C.E. Amp with Capacitor across BEJ

Discussion in 'Homework Help' started by jegues, May 12, 2011.

  1. jegues

    Thread Starter Well-Known Member

    Sep 13, 2010
    Hello all,

    Does this circuit have a formal name to it? I've been trying to find it so I can read up on what this circuit actually does and how it differs from a typical C.E. Amp.

    What is the purpose of the capacitor across the BEJ? Certainly it's not big enough to serve as any type of coupling capacitor to eliminate DC for biasing purposes, correct?

    Any info on this would be greatly appreciated.

    Thanks again!
  2. t_n_k

    AAC Fanatic!

    Mar 6, 2009
    It's probably just getting you to think about the effects of base capacitance on frequency response.

    The cap is effectively in parallel with ac resistance (1+β)re and the 600k base bias resistance. The cut-off frequency will (or won't?) vary as the dynamic emitter resistance 're' varies, given 're' depends on Ie - which in turn relates to the value of VCE.

    Perhaps the role of the 100 ohm input resistance also needs some thinking about ...?

    Also need to remember the gain probably varies somewhat as the value of 're' changes. Gain will also influence the Miller effect (Ccb) so this is not quite as simple as one might think.
    Last edited: May 12, 2011
  3. t_n_k

    AAC Fanatic!

    Mar 6, 2009
    I just noticed it's not Vce that varies but Vcc, in relation to the effect on cut-off frequency. But I guess there will be changes in Ib, Ic & Ie as Vcc varies. Also the gain will change but presumably setting Cπ=0 removes the issue of the Miller effect...? Missed those conditions earlier.

    At Ie=0.3mA the effective current gain would be about 21. Which is very low.

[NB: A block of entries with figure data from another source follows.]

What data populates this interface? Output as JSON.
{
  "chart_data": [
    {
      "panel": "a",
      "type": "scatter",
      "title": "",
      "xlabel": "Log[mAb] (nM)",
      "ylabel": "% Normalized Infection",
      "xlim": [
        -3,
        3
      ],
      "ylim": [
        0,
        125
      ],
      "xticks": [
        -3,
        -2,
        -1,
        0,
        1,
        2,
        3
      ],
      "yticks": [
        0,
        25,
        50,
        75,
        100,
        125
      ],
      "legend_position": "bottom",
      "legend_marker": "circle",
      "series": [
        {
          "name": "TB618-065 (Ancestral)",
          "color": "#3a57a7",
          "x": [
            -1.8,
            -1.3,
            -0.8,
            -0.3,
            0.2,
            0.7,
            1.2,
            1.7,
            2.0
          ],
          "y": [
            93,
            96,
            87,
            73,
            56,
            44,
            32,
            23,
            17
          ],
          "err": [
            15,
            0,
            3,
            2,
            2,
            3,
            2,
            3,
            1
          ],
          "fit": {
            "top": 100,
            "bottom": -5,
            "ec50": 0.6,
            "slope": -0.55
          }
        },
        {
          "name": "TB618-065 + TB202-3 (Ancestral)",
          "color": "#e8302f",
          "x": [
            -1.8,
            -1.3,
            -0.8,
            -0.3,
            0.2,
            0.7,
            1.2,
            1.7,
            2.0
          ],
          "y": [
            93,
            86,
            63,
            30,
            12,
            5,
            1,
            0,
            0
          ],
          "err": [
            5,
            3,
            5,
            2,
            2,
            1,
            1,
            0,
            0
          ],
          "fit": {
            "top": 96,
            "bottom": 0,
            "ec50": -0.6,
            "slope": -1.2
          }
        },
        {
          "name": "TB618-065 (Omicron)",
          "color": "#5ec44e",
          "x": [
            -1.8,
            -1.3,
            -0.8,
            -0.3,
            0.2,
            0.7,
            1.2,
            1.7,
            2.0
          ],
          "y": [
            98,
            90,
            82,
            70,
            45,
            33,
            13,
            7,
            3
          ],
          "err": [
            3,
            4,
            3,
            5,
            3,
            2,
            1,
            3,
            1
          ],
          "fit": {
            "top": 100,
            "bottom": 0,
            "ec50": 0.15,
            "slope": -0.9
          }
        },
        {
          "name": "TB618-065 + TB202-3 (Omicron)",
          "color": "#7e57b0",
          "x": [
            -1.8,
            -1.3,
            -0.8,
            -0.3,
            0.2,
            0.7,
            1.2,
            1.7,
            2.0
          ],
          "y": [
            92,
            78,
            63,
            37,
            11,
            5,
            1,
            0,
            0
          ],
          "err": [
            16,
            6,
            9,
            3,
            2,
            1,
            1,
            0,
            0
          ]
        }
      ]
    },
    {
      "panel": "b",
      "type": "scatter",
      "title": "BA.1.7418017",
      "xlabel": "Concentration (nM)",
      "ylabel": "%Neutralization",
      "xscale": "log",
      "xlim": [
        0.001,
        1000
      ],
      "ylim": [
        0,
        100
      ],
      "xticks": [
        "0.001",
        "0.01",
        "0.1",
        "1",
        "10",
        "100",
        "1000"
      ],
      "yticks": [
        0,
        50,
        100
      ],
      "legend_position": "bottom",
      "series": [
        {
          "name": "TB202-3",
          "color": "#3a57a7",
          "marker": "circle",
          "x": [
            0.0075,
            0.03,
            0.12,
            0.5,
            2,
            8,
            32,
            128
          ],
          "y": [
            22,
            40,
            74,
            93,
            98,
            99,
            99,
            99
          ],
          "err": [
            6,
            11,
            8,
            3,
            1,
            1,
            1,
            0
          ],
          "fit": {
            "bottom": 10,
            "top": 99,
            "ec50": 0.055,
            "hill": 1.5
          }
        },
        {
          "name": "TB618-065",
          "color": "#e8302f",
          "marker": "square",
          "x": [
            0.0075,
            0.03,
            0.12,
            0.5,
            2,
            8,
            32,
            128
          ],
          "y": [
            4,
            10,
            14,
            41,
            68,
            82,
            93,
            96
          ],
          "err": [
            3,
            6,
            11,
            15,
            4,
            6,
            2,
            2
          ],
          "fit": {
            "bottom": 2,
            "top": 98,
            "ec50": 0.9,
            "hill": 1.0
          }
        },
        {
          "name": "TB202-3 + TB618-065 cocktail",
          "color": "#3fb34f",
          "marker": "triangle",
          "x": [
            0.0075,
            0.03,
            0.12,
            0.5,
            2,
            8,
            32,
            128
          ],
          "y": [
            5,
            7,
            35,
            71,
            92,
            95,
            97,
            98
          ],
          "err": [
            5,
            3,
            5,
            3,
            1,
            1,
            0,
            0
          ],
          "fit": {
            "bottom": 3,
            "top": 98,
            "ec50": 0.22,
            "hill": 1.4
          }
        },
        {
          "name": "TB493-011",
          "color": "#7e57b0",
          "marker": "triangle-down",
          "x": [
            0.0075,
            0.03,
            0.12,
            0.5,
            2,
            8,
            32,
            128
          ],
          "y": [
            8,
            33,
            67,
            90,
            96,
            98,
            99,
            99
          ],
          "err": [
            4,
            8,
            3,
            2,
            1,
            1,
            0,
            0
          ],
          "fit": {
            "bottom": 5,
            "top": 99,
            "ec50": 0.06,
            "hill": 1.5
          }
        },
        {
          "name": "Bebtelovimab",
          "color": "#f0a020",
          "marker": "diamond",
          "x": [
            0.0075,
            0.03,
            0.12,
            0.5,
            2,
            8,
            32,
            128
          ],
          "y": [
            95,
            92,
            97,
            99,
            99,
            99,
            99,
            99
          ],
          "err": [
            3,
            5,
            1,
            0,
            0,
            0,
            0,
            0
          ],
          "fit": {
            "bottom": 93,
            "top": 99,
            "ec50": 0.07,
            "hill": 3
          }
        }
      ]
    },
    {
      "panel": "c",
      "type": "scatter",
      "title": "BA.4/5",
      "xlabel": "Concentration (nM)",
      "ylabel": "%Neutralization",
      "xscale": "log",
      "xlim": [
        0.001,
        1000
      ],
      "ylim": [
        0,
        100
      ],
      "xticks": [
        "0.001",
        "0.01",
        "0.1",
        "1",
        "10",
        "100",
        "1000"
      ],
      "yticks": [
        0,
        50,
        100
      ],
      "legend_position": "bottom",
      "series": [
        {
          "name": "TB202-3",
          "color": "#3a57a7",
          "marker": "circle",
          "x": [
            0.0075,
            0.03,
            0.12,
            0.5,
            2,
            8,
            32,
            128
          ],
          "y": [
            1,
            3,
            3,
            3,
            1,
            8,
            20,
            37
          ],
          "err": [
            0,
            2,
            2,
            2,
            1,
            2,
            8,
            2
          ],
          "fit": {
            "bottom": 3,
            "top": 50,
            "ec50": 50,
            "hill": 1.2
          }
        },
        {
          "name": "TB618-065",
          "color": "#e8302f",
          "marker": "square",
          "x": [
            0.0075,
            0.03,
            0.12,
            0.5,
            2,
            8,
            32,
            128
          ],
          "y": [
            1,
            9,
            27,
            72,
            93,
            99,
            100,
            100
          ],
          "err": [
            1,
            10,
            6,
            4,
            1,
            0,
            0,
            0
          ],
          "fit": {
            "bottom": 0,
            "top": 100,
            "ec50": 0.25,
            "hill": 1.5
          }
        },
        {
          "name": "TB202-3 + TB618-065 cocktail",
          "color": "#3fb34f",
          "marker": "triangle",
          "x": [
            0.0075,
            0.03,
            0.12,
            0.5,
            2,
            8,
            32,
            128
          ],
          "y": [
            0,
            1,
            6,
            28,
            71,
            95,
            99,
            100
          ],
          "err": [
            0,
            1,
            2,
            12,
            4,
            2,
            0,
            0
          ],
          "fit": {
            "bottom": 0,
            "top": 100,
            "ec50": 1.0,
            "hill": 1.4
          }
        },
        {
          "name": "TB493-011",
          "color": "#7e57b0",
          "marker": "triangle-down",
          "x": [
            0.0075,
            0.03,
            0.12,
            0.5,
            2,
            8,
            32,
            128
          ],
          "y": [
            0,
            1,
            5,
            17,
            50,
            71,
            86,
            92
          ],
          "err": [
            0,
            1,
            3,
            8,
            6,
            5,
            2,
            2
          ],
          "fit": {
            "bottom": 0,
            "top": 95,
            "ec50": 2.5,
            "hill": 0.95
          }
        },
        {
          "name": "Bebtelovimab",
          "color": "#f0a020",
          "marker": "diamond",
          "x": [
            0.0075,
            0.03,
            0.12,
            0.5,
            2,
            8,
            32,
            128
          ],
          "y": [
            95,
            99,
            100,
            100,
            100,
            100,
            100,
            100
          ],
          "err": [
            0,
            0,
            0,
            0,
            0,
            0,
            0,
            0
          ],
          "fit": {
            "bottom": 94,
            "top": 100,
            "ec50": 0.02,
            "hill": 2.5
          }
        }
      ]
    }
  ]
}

    The effective AC base input resistance would be approx 1.82 kohm. The cut-off frequency would be about 16.8MHz(!!!) - does that make sense?

    If Vcc is doubled then Ie would approximately double changing the base input resistance to 910 ohm. The cut-off frequency would then be 17.66MHz. I'm not sure if this makes much sense.

    I decided to run a simulation using the 2N3904. One in fact needs an Rb of about 3.3M to get Ie down to ~0.3mA at Vcc=9V. Beta being much greater than 21. With Vcc=9V the upper 3dB point was about 7.8MHz (Ie=0.3mA, Av=30.6dB). With Vcc=18V the cut-off was about 5.7MHz (Ie=.83mA, Av=38.8dB). I suspect the simulation model was perhaps characterizing the Miller effect with the higher gain degrading the bandwidth.

    I wonder about the practical "value" of the question.
    Last edited: May 12, 2011